The facts as known to the Defendant:
2. It is admitted that the Defendant was the driver of the vehicle in question, but liability is denied.
3. The Defendant did not see any clear visible signage entering car park X from the drivers position on XX/XX/XXXX. The Defendant could not clearly identify ‘paid for’ parking infrastructure within the vicinity of the car parking. As the defendant was at the location for a planned appointment, there were no signage notifying the Defendant of the process to register the vehicle (VRM) with site business at the car park site.
The Claimant has also not handled the case as per International Parking Community (IPC) guidelines pertaining to process & due consideration and other breaches of code. The Claimant has also not given due consideration to Mitigating Circumstances & Government Lockdown Regulations in relation to this case.
4. The Particulars of Claim set out an incoherent statement of case and the quantum has been enhanced in excess of any sum hidden in small print on the signage that the Claimant may be relying upon. Claiming ‘costs/damages’ on an indemnity basis is stated to be unfair in the Unfair Contract Terms Guidance, CMA37, para 5.14.3. That is the official Government guidance on the Consumer Rights Act 2015 ('CRA 2015') legislation which must be considered, given the duty in s71. The Defendant avers that the CRA 2015 has been breached due to unfair terms and/or unclear notices (signs), pursuant to s62 and with regard to the requirements for transparency and good faith, and paying regard to examples 6, 10, 14 and 18 in Sch2. NB: this is different from the UTCCRs considered by the Supreme Court, in that there is now a requirement for contract terms and notices to be fair.
5. It is denied that the exaggerated sum sought is recoverable. The Defendant's position is that this money claim is in part/wholly a penalty, applying the authority in ParkingEye cases (ref: paras 98, 100, 193, 198) ParkingEye Ltd v Beavis [2015] UKSC 67 and para 419 of HHJ Hegarty’s High Court decision in ParkingEye Ltd v Somerfield Stores Ltd ChD [2011] EWHC 4023(QB) where the parking charge was set at £75 (discounted to £37.50 for prompt payment) then increasing ultimately to £135. Much like the situation in this claim, the business model involved sending a series of automated demands to the keeper. At para 419, HHJ Hegarty found that adding £60 to an already increased parking charge 'would appear to be penal' and unrecoverable. ParkingEye had dropped this punitive enhancement by the time of Mr Beavis' famous parking event.
6. Even if the Claimant had shown the global sum claimed in the largest font on clear and prominent signs - which is denied - they are attempting double recovery of the cost of their standard automated letter-chain. It is denied that the Claimants have expended additional costs for the same letters that the Beavis case decision held were a justification for the (already increased from the discount) parking charge sum of £85.

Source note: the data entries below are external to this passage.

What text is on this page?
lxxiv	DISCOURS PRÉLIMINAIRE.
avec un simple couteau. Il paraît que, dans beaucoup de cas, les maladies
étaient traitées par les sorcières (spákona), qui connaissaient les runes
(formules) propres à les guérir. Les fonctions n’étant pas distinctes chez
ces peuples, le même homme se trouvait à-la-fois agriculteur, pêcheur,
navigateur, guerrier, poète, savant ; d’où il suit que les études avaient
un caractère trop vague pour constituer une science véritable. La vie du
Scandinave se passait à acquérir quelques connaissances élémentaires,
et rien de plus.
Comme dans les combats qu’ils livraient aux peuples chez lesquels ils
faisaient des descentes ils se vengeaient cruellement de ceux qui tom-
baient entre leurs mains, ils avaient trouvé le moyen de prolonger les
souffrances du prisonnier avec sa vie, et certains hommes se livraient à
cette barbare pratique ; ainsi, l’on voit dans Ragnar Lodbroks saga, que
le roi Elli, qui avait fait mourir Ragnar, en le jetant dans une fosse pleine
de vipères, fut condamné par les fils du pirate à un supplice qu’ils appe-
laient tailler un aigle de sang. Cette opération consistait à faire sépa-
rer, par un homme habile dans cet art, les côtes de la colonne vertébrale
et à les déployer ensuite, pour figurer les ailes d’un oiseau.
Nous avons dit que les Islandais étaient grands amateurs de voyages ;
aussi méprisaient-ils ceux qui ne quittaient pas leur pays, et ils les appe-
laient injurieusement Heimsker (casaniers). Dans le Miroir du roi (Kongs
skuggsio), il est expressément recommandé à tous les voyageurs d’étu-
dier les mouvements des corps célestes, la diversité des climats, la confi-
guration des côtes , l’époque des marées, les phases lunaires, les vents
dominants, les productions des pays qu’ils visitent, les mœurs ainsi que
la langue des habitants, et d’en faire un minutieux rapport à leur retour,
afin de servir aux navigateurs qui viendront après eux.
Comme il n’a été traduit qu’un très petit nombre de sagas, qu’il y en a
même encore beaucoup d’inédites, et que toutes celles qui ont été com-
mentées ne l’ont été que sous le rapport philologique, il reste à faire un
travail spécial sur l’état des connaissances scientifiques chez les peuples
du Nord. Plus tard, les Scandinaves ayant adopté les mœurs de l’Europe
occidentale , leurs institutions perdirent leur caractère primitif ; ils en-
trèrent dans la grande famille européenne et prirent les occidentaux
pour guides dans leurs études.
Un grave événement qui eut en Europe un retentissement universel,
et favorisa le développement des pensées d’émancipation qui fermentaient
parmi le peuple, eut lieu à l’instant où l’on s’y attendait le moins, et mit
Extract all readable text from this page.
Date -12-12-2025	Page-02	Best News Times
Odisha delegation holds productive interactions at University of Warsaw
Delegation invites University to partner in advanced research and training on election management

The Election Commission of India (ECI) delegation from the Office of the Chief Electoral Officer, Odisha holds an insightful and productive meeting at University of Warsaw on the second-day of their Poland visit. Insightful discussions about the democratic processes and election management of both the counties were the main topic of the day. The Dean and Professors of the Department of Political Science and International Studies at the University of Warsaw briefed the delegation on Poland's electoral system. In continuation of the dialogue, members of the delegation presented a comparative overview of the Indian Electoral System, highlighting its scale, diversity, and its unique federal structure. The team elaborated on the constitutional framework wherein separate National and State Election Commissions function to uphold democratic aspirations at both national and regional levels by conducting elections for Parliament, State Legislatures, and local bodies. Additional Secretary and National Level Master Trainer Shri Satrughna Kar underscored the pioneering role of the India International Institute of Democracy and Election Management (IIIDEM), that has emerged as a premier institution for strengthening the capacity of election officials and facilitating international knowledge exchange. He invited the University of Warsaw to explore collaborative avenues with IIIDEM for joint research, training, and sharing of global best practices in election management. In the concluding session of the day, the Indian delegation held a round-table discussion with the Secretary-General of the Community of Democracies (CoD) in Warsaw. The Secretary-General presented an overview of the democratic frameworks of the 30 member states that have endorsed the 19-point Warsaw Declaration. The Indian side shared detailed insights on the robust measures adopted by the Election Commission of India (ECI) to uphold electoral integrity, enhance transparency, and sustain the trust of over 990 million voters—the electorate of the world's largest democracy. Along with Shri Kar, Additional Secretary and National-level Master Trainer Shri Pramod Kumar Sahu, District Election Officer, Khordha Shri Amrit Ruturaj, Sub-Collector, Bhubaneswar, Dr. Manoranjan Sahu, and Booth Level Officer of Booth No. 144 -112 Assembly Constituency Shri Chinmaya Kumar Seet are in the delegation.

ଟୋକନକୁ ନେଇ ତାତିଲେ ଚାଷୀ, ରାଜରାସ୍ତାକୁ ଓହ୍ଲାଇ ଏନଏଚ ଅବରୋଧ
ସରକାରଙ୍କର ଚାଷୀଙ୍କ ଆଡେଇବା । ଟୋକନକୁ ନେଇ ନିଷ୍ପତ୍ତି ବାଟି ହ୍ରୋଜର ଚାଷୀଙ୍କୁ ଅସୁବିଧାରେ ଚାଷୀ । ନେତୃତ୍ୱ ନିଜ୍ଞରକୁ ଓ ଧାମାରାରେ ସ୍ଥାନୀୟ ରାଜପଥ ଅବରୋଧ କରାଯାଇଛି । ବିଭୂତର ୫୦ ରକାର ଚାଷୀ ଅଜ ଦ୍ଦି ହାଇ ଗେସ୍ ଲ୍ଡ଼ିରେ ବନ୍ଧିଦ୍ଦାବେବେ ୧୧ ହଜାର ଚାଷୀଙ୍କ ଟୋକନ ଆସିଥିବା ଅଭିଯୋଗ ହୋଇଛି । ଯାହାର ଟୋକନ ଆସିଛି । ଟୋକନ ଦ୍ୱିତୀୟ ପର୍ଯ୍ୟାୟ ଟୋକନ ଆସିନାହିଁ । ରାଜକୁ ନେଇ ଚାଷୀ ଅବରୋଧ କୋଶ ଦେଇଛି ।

7. The Claimant cannot be heard to base its charge on the Beavis case, then add damages for automated letter costs; not even if letters were issued by unregulated 'debt recovery' third parties. It is known that parking firms have been misleading the courts with an appeal at Salisbury Court (the Semark-Jullien case) where the Judge merely reset an almost undefended case back for a hearing. He indicated to Judges for future cases, how to consider the CRA 2015 properly and he rightly remarked that the Beavis case was not one that included additional 'costs' per se, but he made no finding of fact about the illegality of adding the same 'automated letter costs' twice. He was not taken by either party to Somerfield in point #5 above and in any event it is worth noting that the lead Southampton case of Britannia v Crosby was not appealed. It is averred that District Judge Grand's rationale remains sound, as long as a court has sufficient facts to properly consider the CRA 2015 s62, 63 and 67 before turning to consider the Protection of Freedoms Act 2012 Sch4 ('the POFA').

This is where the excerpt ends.